Não importa que estivessem em França, não importa que tecnicamente ela fosse livre. O poder entre eles era tão desigual que a palavra “consentimento” não tinha significado real. No outono de 1789, Jefferson recebeu notícias dos Estados Unidos. George Washington havia sido eleito presidente e Washington queria Jefferson no seu gabinete como secretário de Estado.

Jefferson teria que regressar à Virgínia, teria que deixar Paris. Começou a fazer os preparativos, empacotou os seus livros, os seus móveis, os seus documentos. Comprou passagens num barco que sairia em outubro. Duas passagens para as suas filhas, uma para James Hemings, o irmão de Sally, que trabalhava como seu chef, e uma para Sally.

Mas Sally não queria ir-se embora. Pela primeira vez na sua vida tinha algo parecido com a liberdade. Em Paris ninguém a tratava como escrava. Podia caminhar pelas ruas sozinha. Podia falar com quem quisesse, podia sonhar com um futuro diferente. Se regressasse à Virgínia, tudo isso terminaria.

Voltaria a ser propriedade, voltaria a ser escrava, voltaria a não ter direitos, voltaria a não ter voz e havia algo mais. Sally estava grávida. Tinha 16 anos. Estava num país estrangeiro e carregava no seu ventre o filho do homem que tecnicamente a possuía. Segundo o testemunho do seu filho Madison Hemings, dado muitos anos depois, Sally recusou-se a regressar.

Disse a Jefferson que ficaria em França, que poderia ser livre ali, que o seu filho nasceria livre. Jefferson não podia obrigá-la. Não legalmente, não em França. Então fez a única coisa que podia fazer. Rogou-lhe, fez-lhe promessas, prometeu-lhe que se regressasse à Virgínia a trataria bem, que teria privilégios, que nunca trabalharia nos campos.

E o mais importante, prometeu-lhe que todos os seus filhos seriam libertados quando completassem 21 anos. Essa era a promessa, liberdade, não para ela, mas sim para os seus filhos, para a geração seguinte. Sally tinha 16 anos, estava grávida, estava sozinha, não conhecia ninguém em França, exceto os Jefferson. Não tinha dinheiro, não tinha um lugar para onde ir. As promessas de Jefferson eram tudo o que tinha.

Então aceitou. Em outubro de 1789, Sally Hemings subiu para um barco com destino à Virgínia. Estava grávida de 3 meses.
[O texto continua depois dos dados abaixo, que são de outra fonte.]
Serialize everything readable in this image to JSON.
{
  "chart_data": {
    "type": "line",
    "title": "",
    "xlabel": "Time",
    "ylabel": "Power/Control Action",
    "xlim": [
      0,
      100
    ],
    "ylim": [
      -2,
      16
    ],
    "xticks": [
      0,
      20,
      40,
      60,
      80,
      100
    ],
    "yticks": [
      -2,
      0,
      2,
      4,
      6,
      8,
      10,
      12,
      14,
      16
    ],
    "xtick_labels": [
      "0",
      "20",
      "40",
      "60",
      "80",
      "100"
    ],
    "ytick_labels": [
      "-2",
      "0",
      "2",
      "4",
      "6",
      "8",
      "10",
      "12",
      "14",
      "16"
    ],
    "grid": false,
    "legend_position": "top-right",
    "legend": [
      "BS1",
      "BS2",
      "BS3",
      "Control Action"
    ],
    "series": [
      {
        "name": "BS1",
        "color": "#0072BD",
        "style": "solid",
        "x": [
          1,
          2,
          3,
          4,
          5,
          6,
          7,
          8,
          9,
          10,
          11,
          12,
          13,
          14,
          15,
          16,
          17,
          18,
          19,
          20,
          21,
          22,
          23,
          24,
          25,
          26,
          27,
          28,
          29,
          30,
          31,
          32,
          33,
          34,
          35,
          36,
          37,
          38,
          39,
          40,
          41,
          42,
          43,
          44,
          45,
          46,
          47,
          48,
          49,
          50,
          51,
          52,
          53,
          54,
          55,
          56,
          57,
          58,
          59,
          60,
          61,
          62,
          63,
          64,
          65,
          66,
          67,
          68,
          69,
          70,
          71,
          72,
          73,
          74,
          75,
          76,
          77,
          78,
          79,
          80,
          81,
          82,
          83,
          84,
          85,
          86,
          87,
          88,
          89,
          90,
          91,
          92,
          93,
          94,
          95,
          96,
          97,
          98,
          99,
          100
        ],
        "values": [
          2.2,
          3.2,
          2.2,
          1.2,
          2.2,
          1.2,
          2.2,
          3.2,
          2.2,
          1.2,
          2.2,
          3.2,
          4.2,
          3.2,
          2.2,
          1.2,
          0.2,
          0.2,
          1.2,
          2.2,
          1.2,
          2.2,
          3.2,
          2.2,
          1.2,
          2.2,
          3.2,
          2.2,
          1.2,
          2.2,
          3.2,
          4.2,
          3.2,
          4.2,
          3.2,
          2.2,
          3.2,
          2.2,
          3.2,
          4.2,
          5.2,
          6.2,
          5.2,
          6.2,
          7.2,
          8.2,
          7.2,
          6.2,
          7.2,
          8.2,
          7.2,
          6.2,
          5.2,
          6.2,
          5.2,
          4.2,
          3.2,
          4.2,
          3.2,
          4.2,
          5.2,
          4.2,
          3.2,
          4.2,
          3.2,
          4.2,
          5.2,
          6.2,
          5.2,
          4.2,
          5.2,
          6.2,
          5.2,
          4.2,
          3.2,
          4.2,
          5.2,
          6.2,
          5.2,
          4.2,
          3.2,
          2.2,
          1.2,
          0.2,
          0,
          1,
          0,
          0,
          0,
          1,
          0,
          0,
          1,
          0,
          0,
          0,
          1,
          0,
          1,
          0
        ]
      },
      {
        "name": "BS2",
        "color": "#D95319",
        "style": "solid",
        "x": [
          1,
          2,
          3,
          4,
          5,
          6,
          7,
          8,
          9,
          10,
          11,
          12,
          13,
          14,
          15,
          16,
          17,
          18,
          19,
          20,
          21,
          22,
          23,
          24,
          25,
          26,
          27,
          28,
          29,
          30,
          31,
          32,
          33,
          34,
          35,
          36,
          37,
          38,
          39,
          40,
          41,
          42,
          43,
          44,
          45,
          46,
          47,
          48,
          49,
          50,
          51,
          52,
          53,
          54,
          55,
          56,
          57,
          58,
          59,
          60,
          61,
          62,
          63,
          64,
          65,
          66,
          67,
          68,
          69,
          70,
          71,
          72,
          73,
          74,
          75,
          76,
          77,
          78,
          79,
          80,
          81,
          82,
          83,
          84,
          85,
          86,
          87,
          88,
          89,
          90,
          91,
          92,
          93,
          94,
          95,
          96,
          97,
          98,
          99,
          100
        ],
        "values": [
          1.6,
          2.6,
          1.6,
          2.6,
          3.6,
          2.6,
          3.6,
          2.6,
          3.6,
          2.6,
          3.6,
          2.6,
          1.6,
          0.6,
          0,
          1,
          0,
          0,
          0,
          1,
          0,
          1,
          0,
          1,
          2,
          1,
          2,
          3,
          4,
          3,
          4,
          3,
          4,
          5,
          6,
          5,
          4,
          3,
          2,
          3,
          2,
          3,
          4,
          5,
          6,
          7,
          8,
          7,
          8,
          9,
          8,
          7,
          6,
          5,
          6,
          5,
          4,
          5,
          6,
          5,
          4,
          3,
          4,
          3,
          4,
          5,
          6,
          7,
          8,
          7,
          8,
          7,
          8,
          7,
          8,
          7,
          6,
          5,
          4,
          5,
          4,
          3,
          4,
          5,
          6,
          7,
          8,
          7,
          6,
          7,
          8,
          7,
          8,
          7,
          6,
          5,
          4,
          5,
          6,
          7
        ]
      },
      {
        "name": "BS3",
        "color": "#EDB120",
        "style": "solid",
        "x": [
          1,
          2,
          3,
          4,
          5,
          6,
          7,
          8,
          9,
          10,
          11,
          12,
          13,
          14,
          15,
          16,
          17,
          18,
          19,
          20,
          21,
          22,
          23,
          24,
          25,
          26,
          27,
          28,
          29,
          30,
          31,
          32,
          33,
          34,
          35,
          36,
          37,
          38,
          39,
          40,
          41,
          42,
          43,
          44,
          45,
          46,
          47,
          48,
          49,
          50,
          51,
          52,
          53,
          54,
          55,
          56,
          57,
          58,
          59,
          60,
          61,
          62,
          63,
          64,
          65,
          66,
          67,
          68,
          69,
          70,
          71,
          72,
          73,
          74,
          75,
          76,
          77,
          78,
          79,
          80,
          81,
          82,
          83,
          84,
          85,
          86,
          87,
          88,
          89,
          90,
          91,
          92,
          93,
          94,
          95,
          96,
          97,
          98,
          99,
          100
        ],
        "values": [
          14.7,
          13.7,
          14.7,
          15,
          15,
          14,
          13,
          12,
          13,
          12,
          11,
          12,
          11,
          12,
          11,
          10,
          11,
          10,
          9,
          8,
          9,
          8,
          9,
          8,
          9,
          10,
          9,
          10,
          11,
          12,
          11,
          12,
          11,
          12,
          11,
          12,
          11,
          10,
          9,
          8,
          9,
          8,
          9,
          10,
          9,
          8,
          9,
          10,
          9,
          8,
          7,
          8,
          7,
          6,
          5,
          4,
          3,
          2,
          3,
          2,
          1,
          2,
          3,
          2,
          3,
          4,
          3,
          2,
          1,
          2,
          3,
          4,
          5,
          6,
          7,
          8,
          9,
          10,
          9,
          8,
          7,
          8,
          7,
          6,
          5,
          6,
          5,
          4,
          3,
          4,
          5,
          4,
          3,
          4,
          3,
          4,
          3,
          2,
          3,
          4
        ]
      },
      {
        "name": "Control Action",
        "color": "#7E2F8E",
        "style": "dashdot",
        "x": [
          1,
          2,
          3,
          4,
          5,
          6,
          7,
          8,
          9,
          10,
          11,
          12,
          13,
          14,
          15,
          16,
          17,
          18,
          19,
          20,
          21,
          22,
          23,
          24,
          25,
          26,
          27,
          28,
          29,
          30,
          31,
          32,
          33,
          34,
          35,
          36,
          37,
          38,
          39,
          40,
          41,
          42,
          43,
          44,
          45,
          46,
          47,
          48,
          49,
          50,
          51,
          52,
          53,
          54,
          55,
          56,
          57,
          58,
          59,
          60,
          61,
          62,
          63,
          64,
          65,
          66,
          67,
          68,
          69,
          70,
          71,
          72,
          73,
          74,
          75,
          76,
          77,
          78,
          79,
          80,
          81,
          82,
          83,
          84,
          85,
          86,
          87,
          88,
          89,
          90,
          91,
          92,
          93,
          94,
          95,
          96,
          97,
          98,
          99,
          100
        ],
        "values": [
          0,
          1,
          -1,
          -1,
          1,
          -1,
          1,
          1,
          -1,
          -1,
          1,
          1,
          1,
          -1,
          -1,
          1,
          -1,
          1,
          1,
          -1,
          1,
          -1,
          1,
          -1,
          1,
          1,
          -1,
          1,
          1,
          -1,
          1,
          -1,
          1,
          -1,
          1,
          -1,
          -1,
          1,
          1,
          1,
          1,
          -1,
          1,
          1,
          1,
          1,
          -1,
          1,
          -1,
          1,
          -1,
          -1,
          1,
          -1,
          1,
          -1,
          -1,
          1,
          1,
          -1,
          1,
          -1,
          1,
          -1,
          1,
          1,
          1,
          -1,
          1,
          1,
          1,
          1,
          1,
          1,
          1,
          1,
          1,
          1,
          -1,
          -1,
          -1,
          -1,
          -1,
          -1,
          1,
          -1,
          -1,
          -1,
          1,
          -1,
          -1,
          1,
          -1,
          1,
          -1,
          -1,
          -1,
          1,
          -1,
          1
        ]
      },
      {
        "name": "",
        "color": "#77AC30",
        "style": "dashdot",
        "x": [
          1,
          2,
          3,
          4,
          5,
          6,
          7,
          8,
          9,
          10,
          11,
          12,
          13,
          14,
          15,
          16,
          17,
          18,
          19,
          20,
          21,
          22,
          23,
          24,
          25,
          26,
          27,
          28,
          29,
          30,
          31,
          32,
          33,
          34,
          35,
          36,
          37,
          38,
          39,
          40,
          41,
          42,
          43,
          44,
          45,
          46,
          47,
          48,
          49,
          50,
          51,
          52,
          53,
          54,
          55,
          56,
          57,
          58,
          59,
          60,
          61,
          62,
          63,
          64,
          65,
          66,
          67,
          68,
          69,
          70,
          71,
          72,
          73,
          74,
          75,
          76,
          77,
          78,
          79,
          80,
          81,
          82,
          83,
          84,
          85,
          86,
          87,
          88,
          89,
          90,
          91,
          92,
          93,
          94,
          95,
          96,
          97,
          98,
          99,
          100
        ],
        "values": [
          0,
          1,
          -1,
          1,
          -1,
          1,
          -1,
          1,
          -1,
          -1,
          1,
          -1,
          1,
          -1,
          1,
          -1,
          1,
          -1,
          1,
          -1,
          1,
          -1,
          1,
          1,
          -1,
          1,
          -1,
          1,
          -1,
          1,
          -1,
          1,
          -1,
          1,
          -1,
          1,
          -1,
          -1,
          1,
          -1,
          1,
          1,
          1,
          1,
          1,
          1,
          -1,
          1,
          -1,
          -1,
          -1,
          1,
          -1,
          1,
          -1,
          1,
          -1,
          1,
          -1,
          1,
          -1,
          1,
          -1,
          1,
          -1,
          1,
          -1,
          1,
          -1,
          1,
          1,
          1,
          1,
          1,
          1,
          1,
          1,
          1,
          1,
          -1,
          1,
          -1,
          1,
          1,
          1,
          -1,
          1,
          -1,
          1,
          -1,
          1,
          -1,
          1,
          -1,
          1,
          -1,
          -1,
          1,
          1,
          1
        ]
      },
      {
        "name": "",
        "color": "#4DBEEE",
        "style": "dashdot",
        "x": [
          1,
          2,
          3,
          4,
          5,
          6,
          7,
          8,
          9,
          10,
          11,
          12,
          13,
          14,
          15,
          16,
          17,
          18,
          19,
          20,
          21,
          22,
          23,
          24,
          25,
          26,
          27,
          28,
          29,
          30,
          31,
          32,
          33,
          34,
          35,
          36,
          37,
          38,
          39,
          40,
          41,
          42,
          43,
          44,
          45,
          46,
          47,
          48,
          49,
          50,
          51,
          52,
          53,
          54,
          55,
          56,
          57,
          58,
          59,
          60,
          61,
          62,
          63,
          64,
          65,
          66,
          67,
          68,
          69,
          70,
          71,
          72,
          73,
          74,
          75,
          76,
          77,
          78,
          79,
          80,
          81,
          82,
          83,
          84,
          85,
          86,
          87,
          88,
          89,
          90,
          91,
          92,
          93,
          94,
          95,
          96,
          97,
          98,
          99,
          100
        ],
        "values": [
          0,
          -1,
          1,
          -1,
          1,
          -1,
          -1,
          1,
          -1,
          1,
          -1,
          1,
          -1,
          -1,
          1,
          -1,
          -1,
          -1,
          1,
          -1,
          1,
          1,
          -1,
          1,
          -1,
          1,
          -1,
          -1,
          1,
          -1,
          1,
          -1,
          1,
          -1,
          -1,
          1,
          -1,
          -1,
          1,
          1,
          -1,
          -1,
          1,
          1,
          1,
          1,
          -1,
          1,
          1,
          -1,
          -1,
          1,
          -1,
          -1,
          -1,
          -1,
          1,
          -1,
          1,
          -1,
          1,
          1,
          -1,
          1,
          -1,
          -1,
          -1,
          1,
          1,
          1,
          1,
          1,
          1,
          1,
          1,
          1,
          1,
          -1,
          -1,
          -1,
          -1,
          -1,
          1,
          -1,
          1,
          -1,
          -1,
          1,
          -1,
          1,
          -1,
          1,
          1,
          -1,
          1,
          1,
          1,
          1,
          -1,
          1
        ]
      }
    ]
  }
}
Viajava com o pai do seu filho, o homem que era o seu dono, o homem que havia sido o marido da sua meia-irmã. Regressava a uma vida de escravatura porque era a única opção que tinha, ou pelo menos a única opção que podia ver. Sally Hemings chegou de volta a Monticello em novembro de 1789.

Estava grávida de 5 meses. Ninguém fez perguntas. Os escravos sabiam que era melhor não perguntar. A família branca de Jefferson também não perguntou. Ou se suspeitavam de algo, guardaram silêncio. Sally foi designada de volta para a casa principal, não para os campos, não para as cozinhas dos escravos, para a casa perto de Jefferson.

Perto das suas filhas, como se nada tivesse mudado. Mas tudo havia mudado. Em 1790, Sally deu à luz o seu primeiro filho. Não há registo do nome, não há registo da data exata, apenas uma nota breve nos documentos de Jefferson indicando que um bebé havia nascido. E depois outra nota. O bebé morreu poucas semanas depois do nascimento. Não se sabe de quê.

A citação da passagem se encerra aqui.